Afghan Activist Malalai Joya Says the Occupation Harms Women's Rights

by Sarah Menkedick · 2009-12-01 22:00:00 -0800

Malalai Joya is often called "the bravest woman in Afghanistan." I'd go further and laud her as one of the bravest female activists in the world -- not only for standing up in front of the Afghan parliament to denounce the warlords and criminals in power, but also for intelligently and consistently speaking out against the occupation of Afghanistan.

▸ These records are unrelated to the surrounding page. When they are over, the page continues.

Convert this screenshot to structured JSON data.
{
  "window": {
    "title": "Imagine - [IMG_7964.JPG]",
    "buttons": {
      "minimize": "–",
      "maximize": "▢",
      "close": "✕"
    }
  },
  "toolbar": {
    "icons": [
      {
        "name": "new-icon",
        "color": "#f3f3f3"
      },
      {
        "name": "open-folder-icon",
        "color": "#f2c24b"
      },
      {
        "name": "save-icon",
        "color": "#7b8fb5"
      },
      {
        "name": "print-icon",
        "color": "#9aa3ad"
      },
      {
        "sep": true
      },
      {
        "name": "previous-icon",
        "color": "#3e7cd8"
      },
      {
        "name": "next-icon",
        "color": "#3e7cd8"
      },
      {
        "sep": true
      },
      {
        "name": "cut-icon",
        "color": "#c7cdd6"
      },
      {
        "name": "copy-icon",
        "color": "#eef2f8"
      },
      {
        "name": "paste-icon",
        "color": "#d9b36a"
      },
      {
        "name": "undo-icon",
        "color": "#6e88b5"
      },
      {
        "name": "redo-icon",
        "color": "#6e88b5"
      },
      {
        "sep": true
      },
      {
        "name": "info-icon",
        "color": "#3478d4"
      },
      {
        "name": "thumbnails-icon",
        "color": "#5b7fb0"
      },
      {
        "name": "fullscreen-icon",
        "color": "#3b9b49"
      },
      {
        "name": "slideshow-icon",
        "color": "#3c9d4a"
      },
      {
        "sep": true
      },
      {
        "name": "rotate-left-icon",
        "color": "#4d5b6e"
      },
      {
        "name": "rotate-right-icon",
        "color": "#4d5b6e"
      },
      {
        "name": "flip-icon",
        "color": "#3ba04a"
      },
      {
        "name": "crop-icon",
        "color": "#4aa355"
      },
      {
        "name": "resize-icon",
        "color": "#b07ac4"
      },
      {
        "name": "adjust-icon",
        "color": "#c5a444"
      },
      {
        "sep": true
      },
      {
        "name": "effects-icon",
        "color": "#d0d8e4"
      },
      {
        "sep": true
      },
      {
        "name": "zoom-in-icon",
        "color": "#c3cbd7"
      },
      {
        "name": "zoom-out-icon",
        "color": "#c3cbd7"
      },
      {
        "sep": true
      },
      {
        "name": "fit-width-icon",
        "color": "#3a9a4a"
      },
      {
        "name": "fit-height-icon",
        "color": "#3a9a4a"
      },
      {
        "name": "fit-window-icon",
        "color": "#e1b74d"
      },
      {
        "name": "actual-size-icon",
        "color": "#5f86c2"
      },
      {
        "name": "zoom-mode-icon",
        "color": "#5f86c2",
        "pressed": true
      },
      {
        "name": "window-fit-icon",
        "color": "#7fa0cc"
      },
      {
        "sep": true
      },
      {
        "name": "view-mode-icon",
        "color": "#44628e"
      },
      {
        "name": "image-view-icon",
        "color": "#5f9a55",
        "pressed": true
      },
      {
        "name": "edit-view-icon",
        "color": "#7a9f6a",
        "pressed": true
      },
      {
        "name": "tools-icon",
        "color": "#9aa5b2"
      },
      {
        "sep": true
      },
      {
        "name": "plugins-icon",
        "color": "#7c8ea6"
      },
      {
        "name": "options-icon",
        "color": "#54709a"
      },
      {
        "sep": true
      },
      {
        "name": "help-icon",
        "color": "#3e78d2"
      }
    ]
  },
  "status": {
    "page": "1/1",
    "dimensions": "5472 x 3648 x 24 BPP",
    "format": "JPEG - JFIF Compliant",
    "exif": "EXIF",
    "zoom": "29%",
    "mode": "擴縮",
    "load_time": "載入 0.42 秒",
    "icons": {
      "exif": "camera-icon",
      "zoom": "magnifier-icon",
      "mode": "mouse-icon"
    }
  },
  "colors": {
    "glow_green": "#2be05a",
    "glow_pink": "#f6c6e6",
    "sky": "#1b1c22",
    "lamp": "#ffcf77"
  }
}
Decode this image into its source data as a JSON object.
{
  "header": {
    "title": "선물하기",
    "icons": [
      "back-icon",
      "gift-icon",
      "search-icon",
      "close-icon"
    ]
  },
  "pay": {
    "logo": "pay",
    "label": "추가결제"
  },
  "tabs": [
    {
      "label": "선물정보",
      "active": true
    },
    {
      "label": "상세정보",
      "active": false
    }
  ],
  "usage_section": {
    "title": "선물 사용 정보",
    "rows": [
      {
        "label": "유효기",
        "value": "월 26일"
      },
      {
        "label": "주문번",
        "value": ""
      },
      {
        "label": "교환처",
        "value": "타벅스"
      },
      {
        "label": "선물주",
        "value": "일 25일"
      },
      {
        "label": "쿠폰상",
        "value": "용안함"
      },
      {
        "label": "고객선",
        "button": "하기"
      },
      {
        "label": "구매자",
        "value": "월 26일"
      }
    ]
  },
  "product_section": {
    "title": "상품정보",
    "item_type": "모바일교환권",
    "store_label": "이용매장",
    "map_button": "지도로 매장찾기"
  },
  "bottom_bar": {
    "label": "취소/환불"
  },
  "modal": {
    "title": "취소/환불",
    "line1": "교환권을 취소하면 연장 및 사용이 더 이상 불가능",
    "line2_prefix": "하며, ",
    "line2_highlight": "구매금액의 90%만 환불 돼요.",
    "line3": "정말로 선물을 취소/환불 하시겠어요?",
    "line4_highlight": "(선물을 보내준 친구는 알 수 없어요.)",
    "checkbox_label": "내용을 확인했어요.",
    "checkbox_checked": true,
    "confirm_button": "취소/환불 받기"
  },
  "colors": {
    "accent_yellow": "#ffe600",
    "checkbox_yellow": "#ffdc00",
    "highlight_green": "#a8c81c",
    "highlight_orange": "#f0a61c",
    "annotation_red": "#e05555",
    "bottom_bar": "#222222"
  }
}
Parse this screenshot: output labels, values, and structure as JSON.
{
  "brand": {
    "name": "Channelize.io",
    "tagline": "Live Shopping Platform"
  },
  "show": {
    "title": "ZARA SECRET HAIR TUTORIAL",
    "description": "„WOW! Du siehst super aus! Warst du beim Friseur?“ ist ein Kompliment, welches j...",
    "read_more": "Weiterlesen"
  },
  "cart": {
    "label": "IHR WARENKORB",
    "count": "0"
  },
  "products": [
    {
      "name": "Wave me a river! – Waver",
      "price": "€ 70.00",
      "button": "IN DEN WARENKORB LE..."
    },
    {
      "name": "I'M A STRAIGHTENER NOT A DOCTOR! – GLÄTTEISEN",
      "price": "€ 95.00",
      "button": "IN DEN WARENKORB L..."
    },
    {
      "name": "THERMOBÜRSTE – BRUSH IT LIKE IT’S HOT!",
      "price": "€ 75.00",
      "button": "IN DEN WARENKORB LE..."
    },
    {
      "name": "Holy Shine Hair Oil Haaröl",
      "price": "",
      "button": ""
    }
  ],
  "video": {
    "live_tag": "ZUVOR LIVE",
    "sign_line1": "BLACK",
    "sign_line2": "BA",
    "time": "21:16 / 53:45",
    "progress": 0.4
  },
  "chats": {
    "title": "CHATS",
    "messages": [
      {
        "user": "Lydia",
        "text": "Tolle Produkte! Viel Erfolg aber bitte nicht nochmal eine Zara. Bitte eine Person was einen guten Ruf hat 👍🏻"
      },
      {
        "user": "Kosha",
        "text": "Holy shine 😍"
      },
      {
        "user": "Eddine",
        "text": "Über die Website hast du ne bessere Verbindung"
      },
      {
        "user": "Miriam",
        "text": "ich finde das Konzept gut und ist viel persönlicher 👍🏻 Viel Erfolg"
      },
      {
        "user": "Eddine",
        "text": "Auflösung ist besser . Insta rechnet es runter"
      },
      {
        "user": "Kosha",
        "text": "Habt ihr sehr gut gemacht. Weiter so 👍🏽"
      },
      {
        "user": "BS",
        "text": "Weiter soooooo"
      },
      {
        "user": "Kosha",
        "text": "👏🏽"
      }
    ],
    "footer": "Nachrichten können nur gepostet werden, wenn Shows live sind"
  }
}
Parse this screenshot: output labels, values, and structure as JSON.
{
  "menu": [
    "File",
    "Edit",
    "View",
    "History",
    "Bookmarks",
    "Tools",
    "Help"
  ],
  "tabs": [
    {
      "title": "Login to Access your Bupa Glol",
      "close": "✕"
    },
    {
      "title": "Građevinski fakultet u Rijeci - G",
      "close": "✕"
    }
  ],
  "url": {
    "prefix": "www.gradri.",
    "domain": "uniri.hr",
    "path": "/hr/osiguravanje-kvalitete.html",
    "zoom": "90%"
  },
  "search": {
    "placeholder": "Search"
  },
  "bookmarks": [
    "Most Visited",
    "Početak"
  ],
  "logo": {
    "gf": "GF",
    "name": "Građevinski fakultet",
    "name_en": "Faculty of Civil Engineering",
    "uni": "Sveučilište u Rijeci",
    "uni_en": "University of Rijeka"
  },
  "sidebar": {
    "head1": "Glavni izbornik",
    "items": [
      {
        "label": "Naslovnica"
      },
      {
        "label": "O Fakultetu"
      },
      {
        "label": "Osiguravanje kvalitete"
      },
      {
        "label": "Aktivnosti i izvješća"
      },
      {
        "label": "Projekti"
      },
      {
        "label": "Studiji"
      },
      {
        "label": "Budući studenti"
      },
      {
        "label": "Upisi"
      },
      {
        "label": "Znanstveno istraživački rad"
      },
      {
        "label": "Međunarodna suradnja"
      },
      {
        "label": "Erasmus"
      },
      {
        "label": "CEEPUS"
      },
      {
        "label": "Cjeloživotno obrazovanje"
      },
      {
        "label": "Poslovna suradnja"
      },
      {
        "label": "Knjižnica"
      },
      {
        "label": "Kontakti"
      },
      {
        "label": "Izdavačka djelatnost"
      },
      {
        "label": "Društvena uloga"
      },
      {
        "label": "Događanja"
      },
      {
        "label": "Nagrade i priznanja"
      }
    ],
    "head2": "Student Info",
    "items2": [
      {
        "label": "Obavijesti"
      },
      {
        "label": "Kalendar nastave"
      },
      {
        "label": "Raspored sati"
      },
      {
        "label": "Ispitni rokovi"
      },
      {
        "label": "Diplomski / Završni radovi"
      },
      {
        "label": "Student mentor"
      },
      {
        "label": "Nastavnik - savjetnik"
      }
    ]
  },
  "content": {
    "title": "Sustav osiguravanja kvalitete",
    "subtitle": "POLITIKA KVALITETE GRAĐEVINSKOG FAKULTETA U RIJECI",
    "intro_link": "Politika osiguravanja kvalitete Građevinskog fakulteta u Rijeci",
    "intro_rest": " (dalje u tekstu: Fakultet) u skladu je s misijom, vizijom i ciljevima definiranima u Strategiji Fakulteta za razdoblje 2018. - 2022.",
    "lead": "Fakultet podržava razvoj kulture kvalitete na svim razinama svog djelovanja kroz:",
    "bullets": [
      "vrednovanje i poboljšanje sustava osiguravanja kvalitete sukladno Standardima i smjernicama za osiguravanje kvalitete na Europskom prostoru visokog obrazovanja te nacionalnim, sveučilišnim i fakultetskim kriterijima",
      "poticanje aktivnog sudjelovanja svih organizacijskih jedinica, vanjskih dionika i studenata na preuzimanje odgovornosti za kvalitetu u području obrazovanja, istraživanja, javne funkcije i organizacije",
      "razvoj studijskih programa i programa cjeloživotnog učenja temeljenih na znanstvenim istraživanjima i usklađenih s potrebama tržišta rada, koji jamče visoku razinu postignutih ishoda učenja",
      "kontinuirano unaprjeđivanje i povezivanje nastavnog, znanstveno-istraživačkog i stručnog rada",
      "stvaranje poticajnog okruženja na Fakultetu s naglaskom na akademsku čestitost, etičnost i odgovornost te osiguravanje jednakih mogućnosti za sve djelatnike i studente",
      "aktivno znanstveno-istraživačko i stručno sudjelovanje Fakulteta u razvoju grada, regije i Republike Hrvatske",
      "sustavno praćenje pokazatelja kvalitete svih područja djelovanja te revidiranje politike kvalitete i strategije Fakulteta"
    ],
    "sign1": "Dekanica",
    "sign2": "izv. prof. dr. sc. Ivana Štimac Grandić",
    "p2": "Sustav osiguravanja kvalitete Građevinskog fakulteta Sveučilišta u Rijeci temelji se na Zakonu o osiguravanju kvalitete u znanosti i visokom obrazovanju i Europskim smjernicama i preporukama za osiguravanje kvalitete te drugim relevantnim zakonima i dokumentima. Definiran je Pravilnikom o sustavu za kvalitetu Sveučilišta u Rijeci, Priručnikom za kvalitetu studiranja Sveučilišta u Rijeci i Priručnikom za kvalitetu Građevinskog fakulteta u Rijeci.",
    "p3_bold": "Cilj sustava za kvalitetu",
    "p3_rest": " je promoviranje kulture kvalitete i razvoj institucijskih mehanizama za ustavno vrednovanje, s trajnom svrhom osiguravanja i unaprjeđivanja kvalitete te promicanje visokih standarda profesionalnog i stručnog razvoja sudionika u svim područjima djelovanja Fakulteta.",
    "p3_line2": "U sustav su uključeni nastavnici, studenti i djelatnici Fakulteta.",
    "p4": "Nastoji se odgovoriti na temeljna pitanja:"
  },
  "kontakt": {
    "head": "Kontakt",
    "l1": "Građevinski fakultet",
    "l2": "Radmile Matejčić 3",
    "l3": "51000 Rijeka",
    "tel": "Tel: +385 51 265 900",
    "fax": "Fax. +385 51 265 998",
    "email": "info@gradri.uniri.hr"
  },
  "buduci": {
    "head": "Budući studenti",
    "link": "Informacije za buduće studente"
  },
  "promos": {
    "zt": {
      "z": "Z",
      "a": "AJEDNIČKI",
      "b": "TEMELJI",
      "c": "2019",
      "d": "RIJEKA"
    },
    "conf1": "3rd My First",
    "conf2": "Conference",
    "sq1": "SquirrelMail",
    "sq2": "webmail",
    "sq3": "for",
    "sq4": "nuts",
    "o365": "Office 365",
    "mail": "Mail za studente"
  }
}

Joya has recently written her memoir, A Woman Among Warlords, about growing up under foreign occupation in a ceaseless series of wars, running a secret school for women under the Taliban, getting elected to and then suspended from the Afghan parliament, and campaigning both at home and around the world for Afghanistan's independence.  Joya has received overwhelming support from the Afghan people, who, after her 2003 speech at Afghan's constitutional assembly, elected her in a landslide to parliament.  This did not prevent her from being illegally suspended from parliament in 2007 and threatened with rape and assassination by parliament members.  There have been several assassination attempts on Joya's life, so she spends her time dashing between public appearances and safe houses.

Joya's discourse is an uncomfortable one for the United States.  Maybe that's why I could hardly find any articles about her in major U.S media, whereas in the first two pages of a Google search for her name I found articles from major Canadian, Australian, and British media outlets.  It's chilling what a simple Google search can demonstrate.  Joya's argument is largely ignored by the U.S press: why?

Because she is highly critical of the occupation of Afghanistan, insists Obama is not only picking up where Bush left off but intensifying the war effort and all of its disastrous consequences, and points out what none of the Anglo-Saxon occupying powers want to acknowledge: that the egregious violations of women's rights did not begin with the Taliban, but rather with the foreign occupations of Afghanistan.

Joya says that women were engaged in a struggle for independence that was making strides until back-to-back foreign invasions crushed it starting in the late 1970's.  She points out that some of the worst offenses against women were committed by mujaheddin fighters during the country's civil war from 1992-1996, countering the frequent U.S assertion that women began suffering under Taliban rule.  Joya also refutes U.S claims that women have regained rights under the U.S-installed warlord government, saying that women are as threatened as ever and have taken to self-immolation as a form of protest.  Recent U.N reports declaring rape in Afghanistan a problem of "profound proportions" support Joya's arguments.

Malalai Joya's rhetoric is not only threatening and dangerous to the warlords who run Afghanistan, but also to the occupiers who have hand-picked and supported these warlords.  No wonder her arguments are so scarce in American media.  One of the major points cited in favor of the ongoing war against Afghanistan is the "liberation" of women, but when the bravest woman in Afghanistan (and one of the country's few outspoken female activists) is denouncing the degradation of women's rights under foreign occupation, when statistics and U.N reports show that the situation of women continues to worsen, and when civilian casualties continue to rise, what is the liberation the occupying powers have in mind?  A "liberation," surely, that has far more to do with securing the interests of the United States than with the realities, needs, and interests of Afghan women.

Photo Credit: AfghanKabul


Sarah Menkedick is a freelance writer currently based in Oaxaca, Mexico. She has spent the last five years teaching, writing and traveling on five continents. She regularly writes about women's rights.